Anna hung up on him before she found her phone hurled halfway down the mountain. The threats laced in Travis’s voice shouldn’t have hurt her the way they had, but her skin had grown far thinner in recent weeks, literally and figuratively. When she tried to summon a cone of safety around her shoulders by wrapping herself in her comforter, all she got was the ghost of Iron’s warmth pressing down on her. It was a hollow, empty shell, no longer strong enough to offer the protection she needed, but still taunting in its presence regardless.
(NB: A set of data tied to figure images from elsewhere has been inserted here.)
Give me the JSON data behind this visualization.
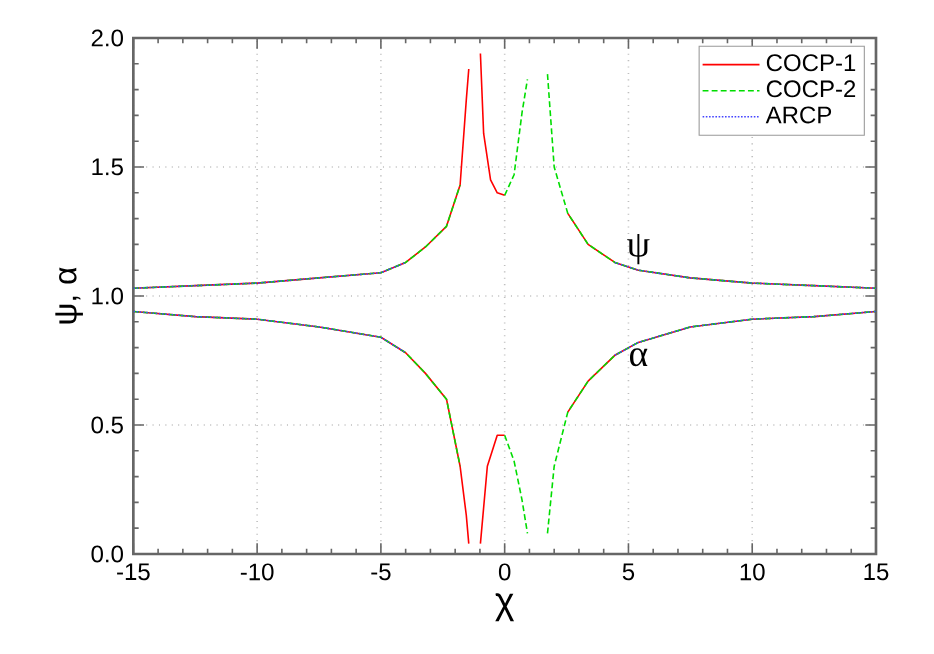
{
  "chart_data": {
    "type": "line",
    "xlabel": "χ",
    "ylabel": "ψ, α",
    "xlim": [
      -15,
      15
    ],
    "ylim": [
      0,
      2
    ],
    "xticks": [
      -15,
      -10,
      -5,
      0,
      5,
      10,
      15
    ],
    "yticks": [
      {
        "value": 0,
        "label": "0.0"
      },
      {
        "value": 0.5,
        "label": "0.5"
      },
      {
        "value": 1,
        "label": "1.0"
      },
      {
        "value": 1.5,
        "label": "1.5"
      },
      {
        "value": 2,
        "label": "2.0"
      }
    ],
    "grid": true,
    "legend": "top right",
    "marker": "none",
    "annotations": [
      {
        "text": "ψ",
        "x": 5.4,
        "y": 1.1
      },
      {
        "text": "α",
        "x": 5.4,
        "y": 0.82
      }
    ],
    "series": [
      {
        "name": "COCP-1",
        "color": "#ff0000",
        "line_style": "solid",
        "x": [
          -15,
          -12.5,
          -10,
          -7.5,
          -5,
          -4,
          -3.2,
          -2.35,
          -1.8,
          -1.55,
          -1.45,
          null,
          -0.98,
          -0.85,
          -0.57,
          -0.3,
          0,
          null,
          2.55,
          3.37,
          4.45,
          5.4,
          7.5,
          10,
          12.5,
          15,
          null,
          -15,
          -12.5,
          -10,
          -7.5,
          -5,
          -4,
          -3.2,
          -2.35,
          -1.8,
          -1.55,
          -1.45,
          null,
          -0.98,
          -0.7,
          -0.3,
          0,
          null,
          2.55,
          3.37,
          4.45,
          5.4,
          7.5,
          10,
          12.5,
          15
        ],
        "values": [
          1.03,
          1.04,
          1.05,
          1.07,
          1.09,
          1.13,
          1.19,
          1.27,
          1.43,
          1.76,
          1.88,
          null,
          1.94,
          1.63,
          1.45,
          1.4,
          1.39,
          null,
          1.32,
          1.2,
          1.13,
          1.1,
          1.07,
          1.05,
          1.04,
          1.03,
          null,
          0.94,
          0.92,
          0.91,
          0.88,
          0.84,
          0.78,
          0.7,
          0.6,
          0.34,
          0.15,
          0.04,
          null,
          0.04,
          0.34,
          0.46,
          0.46,
          null,
          0.55,
          0.67,
          0.77,
          0.82,
          0.88,
          0.91,
          0.92,
          0.94
        ]
      },
      {
        "name": "COCP-2",
        "color": "#00dd00",
        "line_style": "dashed",
        "x": [
          -15,
          -12.5,
          -10,
          -7.5,
          -5,
          -4,
          -3.2,
          -2.35,
          -1.8,
          null,
          0,
          0.38,
          0.7,
          0.92,
          null,
          1.73,
          2.0,
          2.55,
          3.37,
          4.45,
          5.4,
          7.5,
          10,
          12.5,
          15,
          null,
          -15,
          -12.5,
          -10,
          -7.5,
          -5,
          -4,
          -3.2,
          -2.35,
          -1.8,
          null,
          0,
          0.38,
          0.7,
          0.92,
          null,
          1.73,
          2.0,
          2.55,
          3.37,
          4.45,
          5.4,
          7.5,
          10,
          12.5,
          15
        ],
        "values": [
          1.03,
          1.04,
          1.05,
          1.07,
          1.09,
          1.13,
          1.19,
          1.27,
          1.43,
          null,
          1.39,
          1.47,
          1.71,
          1.84,
          null,
          1.86,
          1.5,
          1.32,
          1.2,
          1.13,
          1.1,
          1.07,
          1.05,
          1.04,
          1.03,
          null,
          0.94,
          0.92,
          0.91,
          0.88,
          0.84,
          0.78,
          0.7,
          0.6,
          0.34,
          null,
          0.46,
          0.36,
          0.21,
          0.08,
          null,
          0.08,
          0.34,
          0.55,
          0.67,
          0.77,
          0.82,
          0.88,
          0.91,
          0.92,
          0.94
        ]
      },
      {
        "name": "ARCP",
        "color": "#4444ff",
        "line_style": "dotted",
        "x": [
          -15,
          -12.5,
          -10,
          -7.5,
          -5,
          -4,
          null,
          4.45,
          5.4,
          7.5,
          10,
          12.5,
          15,
          null,
          -15,
          -12.5,
          -10,
          -7.5,
          -5,
          -4,
          null,
          4.45,
          5.4,
          7.5,
          10,
          12.5,
          15
        ],
        "values": [
          1.03,
          1.04,
          1.05,
          1.07,
          1.09,
          1.13,
          null,
          1.13,
          1.1,
          1.07,
          1.05,
          1.04,
          1.03,
          null,
          0.94,
          0.92,
          0.91,
          0.88,
          0.84,
          0.78,
          null,
          0.77,
          0.82,
          0.88,
          0.91,
          0.92,
          0.94
        ]
      }
    ]
  }
}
He’d left her. The reasons didn’t matter because they wouldn’t change the result. But the pain left behind didn’t give a shit. It was there, hot and heavy, beating her down with its insistence that no, Anna, you cannot do this on your own. See how much it hurts? How foolish you are for thinking you even could.

She didn’t try to sniff her way out of the tears that needed to fall, because what was the fucking point? Instead, she turned off her phone and chucked it into her nightstand drawer. It landed with a thunk , shaking her little reading lamp and the glasses case standing sentinel next to it.

The case, forgotten but not really, housed the new purple glasses Iron had gotten to replace her shoddy pair. She hadn’t brought herself to wear them since the day he left.

Now, she was grateful for the decision. She couldn’t bear the thought of seeing the lie she had become reflected back at her in her paltry bathroom mirror.

The one depicting the version of her that Iron had sworn was more than enough.